Yes, and there's a reasonable diversification argument for it. Uniswap and PancakeSwap serve overlapping but not identical ecosystems — Ethereum/L2 versus BNB Chain respectively. Holding both gives exposure to DeFi infrastructure across the two largest smart contract ecosystems by TVL.
That said, both tokens are highly correlated with the broader crypto market. During bear markets, governance tokens for DeFi protocols have historically underperformed Bitcoin and Ethereum. Treat any allocation to UNI or CAKE as higher-risk within an already-volatile asset class.
Check CAKE/INR on Giottus
View real-time PancakeSwap (CAKE) price in INR, order depth, and recent trades.
Frequently Asked Questions
Is Uniswap or PancakeSwap better for beginners?
If you're new to DeFi, PancakeSwap on BNB Chain is often more accessible due to lower gas fees — a ₹500 swap on Ethereum mainnet might cost ₹1,500 in gas, whereas the same swap on BNB Chain costs a few rupees. However, if you're buying UNI or CAKE as investments on Giottus, you won't be using the DEX interfaces at all, and the comparison doesn't apply.
Which DEX has more liquidity — Uniswap or PancakeSwap?

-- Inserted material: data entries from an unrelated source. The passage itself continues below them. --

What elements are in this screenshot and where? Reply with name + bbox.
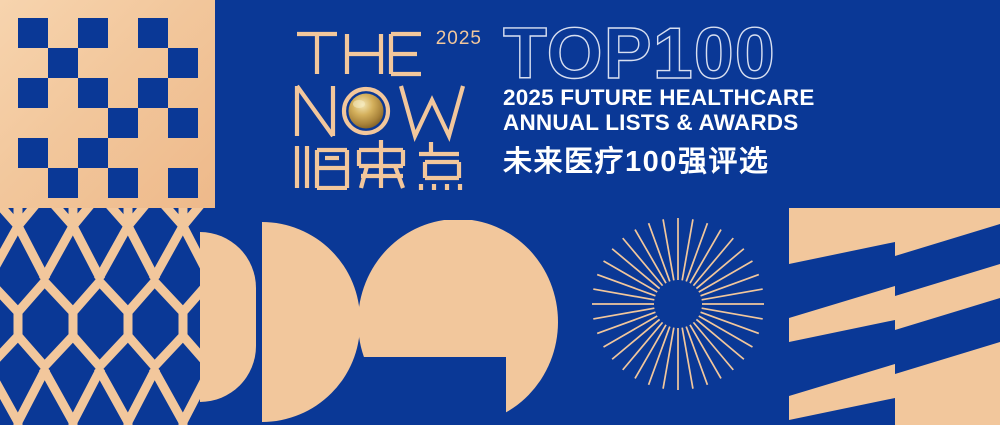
logo-lockup: 2025 <box>291 20 481 190</box>
headline-top100: TOP100 <box>503 23 848 86</box>
notched-circle <box>358 220 558 425</box>
starburst-ray <box>593 308 654 319</box>
checkerboard-grid <box>18 18 198 198</box>
checker-cell <box>168 108 198 138</box>
starburst-svg <box>592 218 764 390</box>
hexagon-lattice-svg <box>0 208 215 425</box>
checkerboard-pattern <box>0 0 215 208</box>
starburst-ray <box>663 328 674 389</box>
starburst-ray <box>702 289 763 300</box>
gold-orb-icon <box>349 94 384 129</box>
checker-cell <box>168 48 198 78</box>
logo-year: 2025 <box>436 28 482 50</box>
checker-cell <box>78 138 108 168</box>
diagonal-stripes <box>789 208 1000 425</box>
checker-cell <box>138 78 168 108</box>
subtitle-line-2: ANNUAL LISTS & AWARDS <box>503 111 848 136</box>
starburst-ray <box>663 219 674 280</box>
starburst-ray <box>682 328 693 389</box>
subtitle-chinese: 未来医疗100强评选 <box>503 138 848 180</box>
checker-cell <box>108 108 138 138</box>
checker-cell <box>48 48 78 78</box>
half-circle-small <box>200 232 256 402</box>
checker-cell <box>138 18 168 48</box>
radial-starburst <box>592 218 764 390</box>
checker-cell <box>78 78 108 108</box>
checker-cell <box>78 18 108 48</box>
starburst-ray <box>593 289 654 300</box>
banner-root: 2025 TOP100 2025 FUTURE HEALTHCARE ANNUA… <box>0 0 1000 425</box>
checker-cell <box>18 18 48 48</box>
checker-cell <box>48 168 78 198</box>
half-circle-large <box>262 222 360 422</box>
checker-cell <box>168 168 198 198</box>
title-block: TOP100 2025 FUTURE HEALTHCARE ANNUAL LIS… <box>503 23 848 180</box>
gold-orb-highlight <box>353 100 365 108</box>
checker-cell <box>18 78 48 108</box>
subtitle-line-1: 2025 FUTURE HEALTHCARE <box>503 86 848 111</box>
checker-cell <box>18 138 48 168</box>
notched-circle-svg <box>358 220 558 425</box>
starburst-ray <box>682 219 693 280</box>
diagonal-stripes-svg <box>789 208 1000 425</box>
checker-cell <box>108 168 138 198</box>
starburst-ray <box>702 308 763 319</box>
hexagon-lattice-pattern <box>0 208 215 425</box>
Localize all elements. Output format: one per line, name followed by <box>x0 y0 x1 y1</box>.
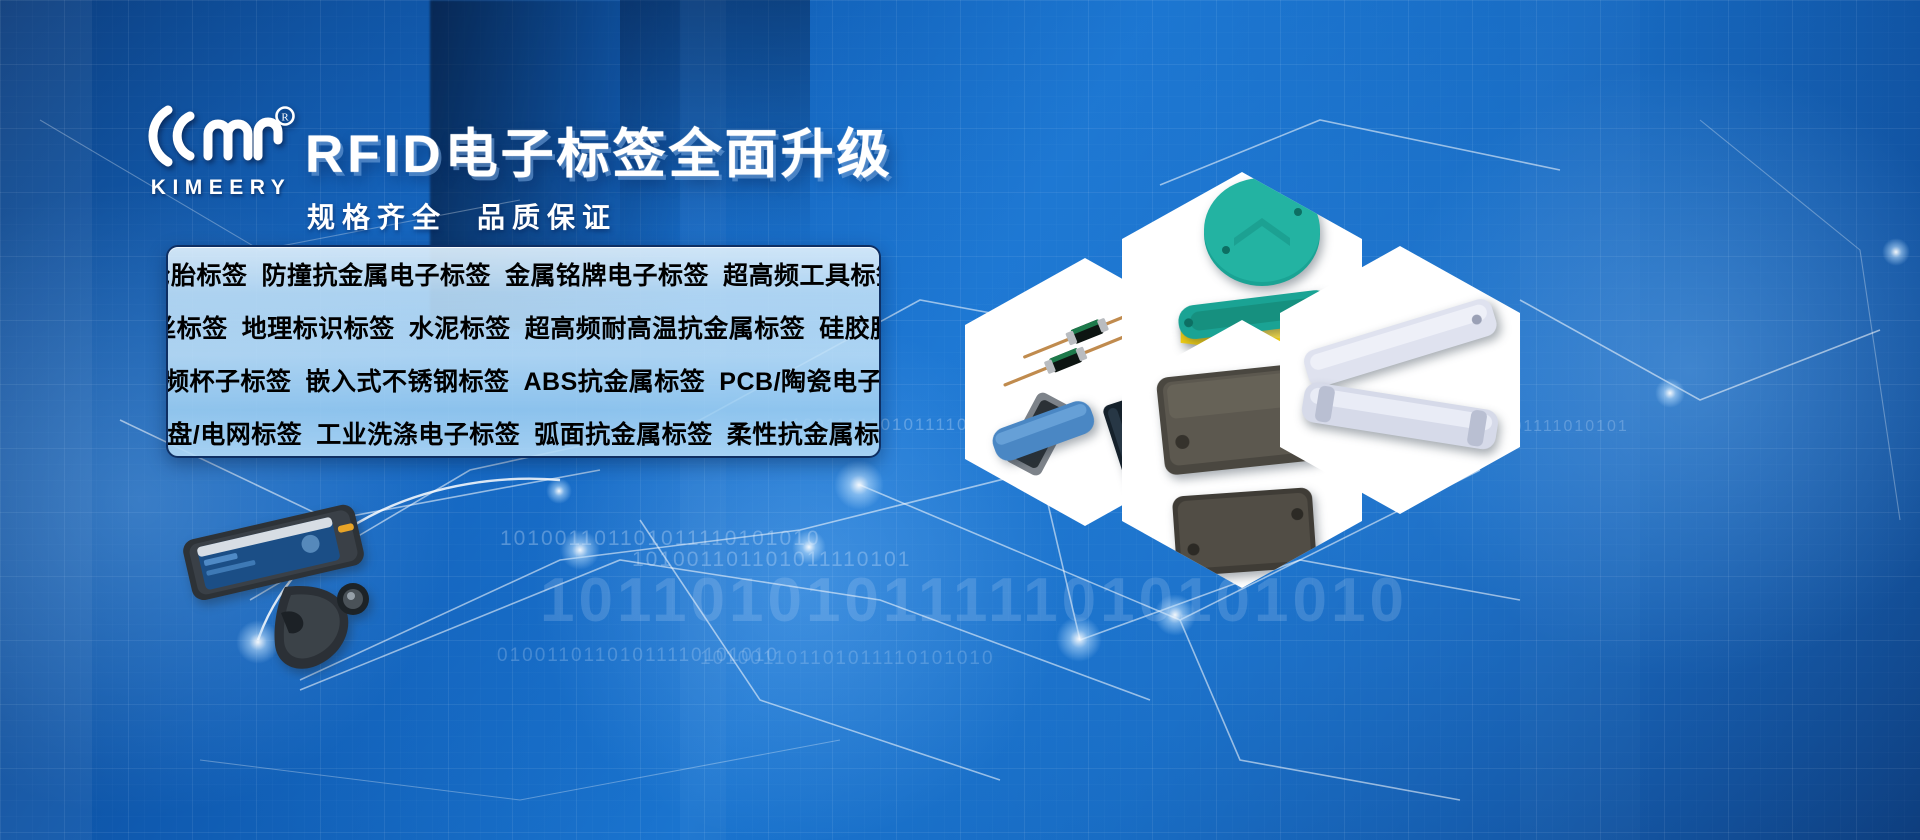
rfid-promo-banner: 01001101101011110101010 1010011011010111… <box>0 0 1920 840</box>
handheld-rfid-reader <box>165 495 380 670</box>
product-hexagon-group <box>0 0 1920 840</box>
handheld-rfid-reader-icon <box>165 495 380 680</box>
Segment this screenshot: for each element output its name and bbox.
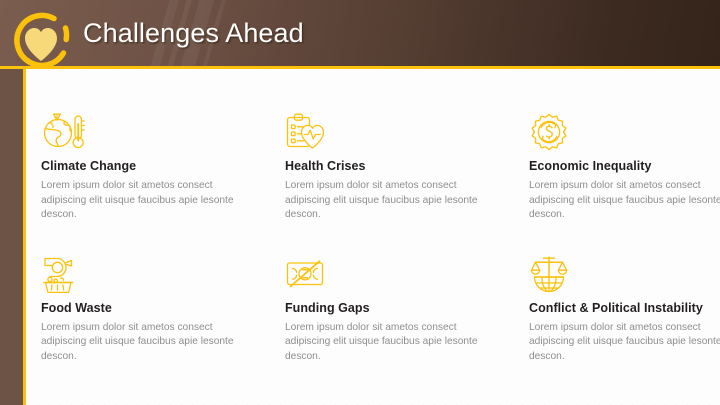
card-description: Lorem ipsum dolor sit ametos consect adi… bbox=[529, 179, 720, 223]
food-waste-bin-icon bbox=[41, 254, 251, 294]
card-title: Food Waste bbox=[41, 301, 251, 315]
heart-in-ring-logo bbox=[8, 8, 76, 76]
card-description: Lorem ipsum dolor sit ametos consect adi… bbox=[285, 179, 495, 223]
globe-thermometer-warning-icon bbox=[41, 112, 251, 152]
card-description: Lorem ipsum dolor sit ametos consect adi… bbox=[285, 321, 495, 365]
challenge-card-health-crises: Health Crises Lorem ipsum dolor sit amet… bbox=[285, 112, 495, 223]
banknote-prohibited-icon bbox=[285, 254, 495, 294]
challenge-card-food-waste: Food Waste Lorem ipsum dolor sit ametos … bbox=[41, 254, 251, 365]
slide-canvas: Challenges Ahead bbox=[0, 0, 720, 405]
card-title: Climate Change bbox=[41, 159, 251, 173]
card-title: Funding Gaps bbox=[285, 301, 495, 315]
clipboard-heart-pulse-icon bbox=[285, 112, 495, 152]
header-gold-divider bbox=[0, 66, 720, 69]
card-title: Conflict & Political Instability bbox=[529, 301, 720, 315]
card-description: Lorem ipsum dolor sit ametos consect adi… bbox=[529, 321, 720, 365]
challenge-card-funding-gaps: Funding Gaps Lorem ipsum dolor sit ameto… bbox=[285, 254, 495, 365]
card-description: Lorem ipsum dolor sit ametos consect adi… bbox=[41, 321, 251, 365]
challenge-card-climate-change: Climate Change Lorem ipsum dolor sit ame… bbox=[41, 112, 251, 223]
page-title: Challenges Ahead bbox=[83, 18, 304, 49]
challenge-card-economic-inequality: Economic Inequality Lorem ipsum dolor si… bbox=[529, 112, 720, 223]
challenge-card-conflict-political-instability: Conflict & Political Instability Lorem i… bbox=[529, 254, 720, 365]
scales-globe-icon bbox=[529, 254, 720, 294]
card-description: Lorem ipsum dolor sit ametos consect adi… bbox=[41, 179, 251, 223]
card-title: Health Crises bbox=[285, 159, 495, 173]
left-gold-accent-rule bbox=[23, 58, 26, 405]
gear-dollar-arrows-icon bbox=[529, 112, 720, 152]
card-title: Economic Inequality bbox=[529, 159, 720, 173]
challenges-grid: Climate Change Lorem ipsum dolor sit ame… bbox=[41, 112, 701, 365]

Uniswap has higher total TVL (~$6.5 billion vs ~$2.8 billion for PancakeSwap as of early 2026). For Ethereum-ecosystem tokens, Uniswap generally has deeper liquidity. For BNB Chain tokens, PancakeSwap dominates.
Can I buy UNI and CAKE in India with INR?
Yes. Both UNI and CAKE are available on Giottus with direct INR trading pairs. You can buy either via UPI or bank transfer after completing KYC verification.
Are UNI and CAKE legal to buy in India?
Yes. Both are legal to purchase and trade in India as virtual digital assets (VDAs). Gains are taxed at 30% under Section 115BBH, and 1% TDS applies under Section 194S on applicable transactions. Losses cannot offset other income.
What is the difference between Uniswap V2, V3, and V4?
V2 introduced the constant-product AMM formula and is still widely forked. V3 added concentrated liquidity, dramatically improving capital efficiency for LPs. V4 (launched 2024) introduced "hooks" — customisable logic that can modify pool behaviour for advanced use cases like dynamic fees and on-chain limit orders.
Disclaimer: This article is for informational purposes only and should not be considered financial or investment advice. Cryptocurrency investments, including UNI and CAKE, are subject to significant market risks. Please conduct your own research and consult a qualified financial advisor before making investment decisions. Giottus does not guarantee any returns on investments. Past performance is not indicative of future results.